Bon an mal an, elle se concentre sur la musique, tout en nourrissant une correspondance enthousiaste avec des amis qui portent le nom de Boulez, Chostakovitch, Richter, Stockhausen, Sofronitsky et Pasternak. Elle décide de jouer les compositeurs formalistes. Elle s’intéresse à Krenek et au contrepoint obsessionnel de Hindemith. Staline, qui n’entend rien aux nouvelles formes musicales et tente même de les prohiber, se désole. Yudina, elle, cultive joyeusement un jardin musical qui balaie trois siècles d’évolution et d’audaces. Elle joue Mozart comme on dispute un bras de fer et convoque – a contrario – des océans de suavité dans les pages les plus âpres de ses contemporains. Ses enregistrements – rares, introuvables – chuintent et grésillent, ce qui les rend encore plus merveilleux.

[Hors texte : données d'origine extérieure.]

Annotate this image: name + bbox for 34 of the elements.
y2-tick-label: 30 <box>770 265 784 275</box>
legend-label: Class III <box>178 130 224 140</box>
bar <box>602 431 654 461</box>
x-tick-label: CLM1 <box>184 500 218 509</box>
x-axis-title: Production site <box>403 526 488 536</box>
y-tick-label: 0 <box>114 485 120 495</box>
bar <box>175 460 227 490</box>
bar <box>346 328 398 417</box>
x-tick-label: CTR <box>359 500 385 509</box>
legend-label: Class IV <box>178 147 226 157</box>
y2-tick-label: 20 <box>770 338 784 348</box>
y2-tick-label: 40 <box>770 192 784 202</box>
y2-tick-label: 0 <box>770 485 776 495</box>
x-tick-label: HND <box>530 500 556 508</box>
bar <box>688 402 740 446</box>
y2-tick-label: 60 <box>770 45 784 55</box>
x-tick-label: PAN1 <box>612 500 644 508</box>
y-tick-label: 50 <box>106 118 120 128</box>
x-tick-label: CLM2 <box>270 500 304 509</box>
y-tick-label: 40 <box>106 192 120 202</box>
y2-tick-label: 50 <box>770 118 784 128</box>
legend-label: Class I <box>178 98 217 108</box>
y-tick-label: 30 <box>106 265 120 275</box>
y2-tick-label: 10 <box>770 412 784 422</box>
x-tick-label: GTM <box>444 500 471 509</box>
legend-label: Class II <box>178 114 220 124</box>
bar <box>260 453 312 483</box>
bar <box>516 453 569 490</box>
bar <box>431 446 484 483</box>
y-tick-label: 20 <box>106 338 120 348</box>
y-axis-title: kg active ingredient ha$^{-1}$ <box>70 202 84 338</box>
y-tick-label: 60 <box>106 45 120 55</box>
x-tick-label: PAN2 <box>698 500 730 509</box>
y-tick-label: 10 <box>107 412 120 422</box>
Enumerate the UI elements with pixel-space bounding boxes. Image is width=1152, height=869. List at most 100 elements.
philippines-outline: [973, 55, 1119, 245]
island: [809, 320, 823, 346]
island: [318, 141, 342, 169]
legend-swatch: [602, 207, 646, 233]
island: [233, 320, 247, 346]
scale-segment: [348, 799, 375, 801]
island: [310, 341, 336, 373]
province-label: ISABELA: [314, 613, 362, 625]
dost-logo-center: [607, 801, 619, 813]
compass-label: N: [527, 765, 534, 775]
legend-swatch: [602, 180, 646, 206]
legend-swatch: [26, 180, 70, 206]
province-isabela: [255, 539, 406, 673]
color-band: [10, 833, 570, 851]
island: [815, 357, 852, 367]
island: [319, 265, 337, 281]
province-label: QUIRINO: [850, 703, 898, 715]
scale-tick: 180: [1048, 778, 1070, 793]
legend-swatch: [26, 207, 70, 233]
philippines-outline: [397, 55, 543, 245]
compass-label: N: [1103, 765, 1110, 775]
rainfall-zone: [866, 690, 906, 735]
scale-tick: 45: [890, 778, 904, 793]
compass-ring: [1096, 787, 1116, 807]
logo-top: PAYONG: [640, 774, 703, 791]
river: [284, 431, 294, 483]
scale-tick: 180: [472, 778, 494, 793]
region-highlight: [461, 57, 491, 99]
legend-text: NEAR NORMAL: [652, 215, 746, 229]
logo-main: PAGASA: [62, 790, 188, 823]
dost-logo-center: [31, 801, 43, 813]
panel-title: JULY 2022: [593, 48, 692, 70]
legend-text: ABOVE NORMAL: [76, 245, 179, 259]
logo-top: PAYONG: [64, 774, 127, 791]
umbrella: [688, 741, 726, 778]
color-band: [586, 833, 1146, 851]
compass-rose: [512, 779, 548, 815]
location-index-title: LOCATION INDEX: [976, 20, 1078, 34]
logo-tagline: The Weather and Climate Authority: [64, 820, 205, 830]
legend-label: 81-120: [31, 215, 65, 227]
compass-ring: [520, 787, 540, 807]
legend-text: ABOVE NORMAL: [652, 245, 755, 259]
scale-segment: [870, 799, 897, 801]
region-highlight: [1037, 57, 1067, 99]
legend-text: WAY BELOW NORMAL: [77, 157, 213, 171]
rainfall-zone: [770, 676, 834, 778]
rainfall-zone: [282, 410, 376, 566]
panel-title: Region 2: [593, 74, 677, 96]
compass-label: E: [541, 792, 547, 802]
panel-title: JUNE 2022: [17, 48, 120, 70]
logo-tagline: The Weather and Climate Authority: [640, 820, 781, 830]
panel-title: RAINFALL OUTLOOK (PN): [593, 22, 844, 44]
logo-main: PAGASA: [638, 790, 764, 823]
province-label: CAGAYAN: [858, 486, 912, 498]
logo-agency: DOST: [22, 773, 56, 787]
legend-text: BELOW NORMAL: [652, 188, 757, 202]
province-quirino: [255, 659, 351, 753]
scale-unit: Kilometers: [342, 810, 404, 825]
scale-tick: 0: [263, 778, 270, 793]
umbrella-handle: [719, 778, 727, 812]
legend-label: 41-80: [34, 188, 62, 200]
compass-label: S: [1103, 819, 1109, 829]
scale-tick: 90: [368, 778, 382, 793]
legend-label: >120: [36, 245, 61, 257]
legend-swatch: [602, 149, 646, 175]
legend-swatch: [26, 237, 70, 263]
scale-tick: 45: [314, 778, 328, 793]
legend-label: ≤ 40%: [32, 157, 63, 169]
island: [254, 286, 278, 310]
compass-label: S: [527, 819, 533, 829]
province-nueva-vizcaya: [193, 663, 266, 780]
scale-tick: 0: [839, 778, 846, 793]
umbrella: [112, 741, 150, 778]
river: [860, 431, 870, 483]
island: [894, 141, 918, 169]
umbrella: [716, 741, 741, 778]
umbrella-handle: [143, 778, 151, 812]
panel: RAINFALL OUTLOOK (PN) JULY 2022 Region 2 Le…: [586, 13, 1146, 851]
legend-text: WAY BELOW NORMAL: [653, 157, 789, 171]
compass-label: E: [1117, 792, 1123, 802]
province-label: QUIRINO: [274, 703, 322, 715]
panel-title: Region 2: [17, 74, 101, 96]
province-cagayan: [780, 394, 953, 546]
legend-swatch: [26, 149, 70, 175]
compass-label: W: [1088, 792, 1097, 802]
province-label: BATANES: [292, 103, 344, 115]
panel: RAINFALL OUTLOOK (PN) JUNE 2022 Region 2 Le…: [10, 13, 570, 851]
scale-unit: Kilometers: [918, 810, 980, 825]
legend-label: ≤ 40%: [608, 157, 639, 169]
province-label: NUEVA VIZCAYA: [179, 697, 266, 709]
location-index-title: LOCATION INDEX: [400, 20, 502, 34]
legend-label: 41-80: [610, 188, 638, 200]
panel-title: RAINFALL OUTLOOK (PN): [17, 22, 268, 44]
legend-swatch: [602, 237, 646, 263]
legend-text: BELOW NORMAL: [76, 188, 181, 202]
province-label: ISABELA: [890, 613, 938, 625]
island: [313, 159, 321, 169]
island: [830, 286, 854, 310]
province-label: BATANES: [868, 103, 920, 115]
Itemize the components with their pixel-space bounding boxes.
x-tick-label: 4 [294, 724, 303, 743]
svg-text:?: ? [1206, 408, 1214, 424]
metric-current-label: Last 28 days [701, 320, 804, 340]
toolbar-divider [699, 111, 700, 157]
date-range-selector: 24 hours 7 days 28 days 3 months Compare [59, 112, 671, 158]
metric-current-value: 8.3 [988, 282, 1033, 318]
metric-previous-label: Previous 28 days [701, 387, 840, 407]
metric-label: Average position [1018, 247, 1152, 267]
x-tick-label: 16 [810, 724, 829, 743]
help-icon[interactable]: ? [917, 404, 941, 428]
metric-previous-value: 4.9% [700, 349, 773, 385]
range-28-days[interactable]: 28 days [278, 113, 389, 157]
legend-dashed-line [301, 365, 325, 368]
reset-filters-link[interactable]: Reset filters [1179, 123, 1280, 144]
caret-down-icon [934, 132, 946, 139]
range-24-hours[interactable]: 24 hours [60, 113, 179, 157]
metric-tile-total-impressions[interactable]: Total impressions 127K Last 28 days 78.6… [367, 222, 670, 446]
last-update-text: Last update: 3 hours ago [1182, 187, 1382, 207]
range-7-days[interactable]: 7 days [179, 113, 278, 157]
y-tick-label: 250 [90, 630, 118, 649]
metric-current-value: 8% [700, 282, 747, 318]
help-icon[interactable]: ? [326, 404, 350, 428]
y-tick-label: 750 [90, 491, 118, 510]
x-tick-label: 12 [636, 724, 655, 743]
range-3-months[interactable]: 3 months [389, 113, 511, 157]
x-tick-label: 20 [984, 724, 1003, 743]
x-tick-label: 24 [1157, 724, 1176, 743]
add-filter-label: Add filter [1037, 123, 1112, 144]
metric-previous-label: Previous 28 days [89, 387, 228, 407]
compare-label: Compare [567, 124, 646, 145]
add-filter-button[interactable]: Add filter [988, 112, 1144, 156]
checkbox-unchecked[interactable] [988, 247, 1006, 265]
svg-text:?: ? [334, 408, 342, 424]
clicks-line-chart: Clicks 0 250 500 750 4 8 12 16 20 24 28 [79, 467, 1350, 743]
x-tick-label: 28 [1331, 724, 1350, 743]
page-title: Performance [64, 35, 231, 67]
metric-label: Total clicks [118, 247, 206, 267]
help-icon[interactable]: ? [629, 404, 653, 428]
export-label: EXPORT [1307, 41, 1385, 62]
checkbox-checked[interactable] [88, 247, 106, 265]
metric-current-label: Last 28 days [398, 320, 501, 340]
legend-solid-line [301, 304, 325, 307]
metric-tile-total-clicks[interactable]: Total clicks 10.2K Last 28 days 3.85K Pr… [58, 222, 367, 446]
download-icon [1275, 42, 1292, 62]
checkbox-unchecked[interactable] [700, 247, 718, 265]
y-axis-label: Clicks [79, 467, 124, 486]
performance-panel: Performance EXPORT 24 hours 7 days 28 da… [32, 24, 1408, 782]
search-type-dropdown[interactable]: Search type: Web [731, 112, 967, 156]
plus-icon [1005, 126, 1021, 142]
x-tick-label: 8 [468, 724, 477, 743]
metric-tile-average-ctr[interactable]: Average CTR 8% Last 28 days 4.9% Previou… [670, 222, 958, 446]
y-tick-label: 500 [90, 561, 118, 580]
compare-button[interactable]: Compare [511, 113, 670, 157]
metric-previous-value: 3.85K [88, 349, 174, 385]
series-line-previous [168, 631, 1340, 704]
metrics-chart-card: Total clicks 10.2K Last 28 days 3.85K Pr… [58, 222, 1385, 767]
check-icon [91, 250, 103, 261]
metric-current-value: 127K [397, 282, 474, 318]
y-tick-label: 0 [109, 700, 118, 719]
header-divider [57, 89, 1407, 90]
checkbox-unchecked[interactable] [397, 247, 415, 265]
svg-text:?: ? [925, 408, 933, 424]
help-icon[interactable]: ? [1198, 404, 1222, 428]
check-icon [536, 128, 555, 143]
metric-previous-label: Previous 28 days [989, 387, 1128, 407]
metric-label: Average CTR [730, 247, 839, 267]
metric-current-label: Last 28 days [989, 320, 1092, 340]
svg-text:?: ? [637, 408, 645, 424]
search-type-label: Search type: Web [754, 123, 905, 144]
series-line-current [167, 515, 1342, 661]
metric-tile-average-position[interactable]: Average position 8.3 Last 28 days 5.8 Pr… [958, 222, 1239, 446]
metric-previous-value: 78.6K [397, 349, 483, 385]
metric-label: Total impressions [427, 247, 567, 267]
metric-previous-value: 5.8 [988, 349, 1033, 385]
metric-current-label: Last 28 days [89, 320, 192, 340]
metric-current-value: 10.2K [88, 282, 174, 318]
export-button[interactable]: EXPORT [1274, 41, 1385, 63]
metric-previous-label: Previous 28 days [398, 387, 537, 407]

Quand elle s’éteint à 69 ans, Sviatoslav Richter, un peu incrédule, tente d’expliquer à quelques journalistes ce que l’art de Maria Yudina avait de singulier. « Elle n’a pas été plus sensible aux pressions de Staline qu’à celles dictées par les compositeurs eux-mêmes ; certaines de ses lectures constituaient un contrepied parfait à la philologie musicale. Son Schubert était un contre-sens absolu et je me souviens d’un Nocturne de Chopin, tellement héroïque et tellement véhément que son piano sonnait comme une trompette. Finalement, quoi qu’elle joue, on n’entendait ni Mozart, ni Haydn, ni Schubert, mais Maria Yudina ».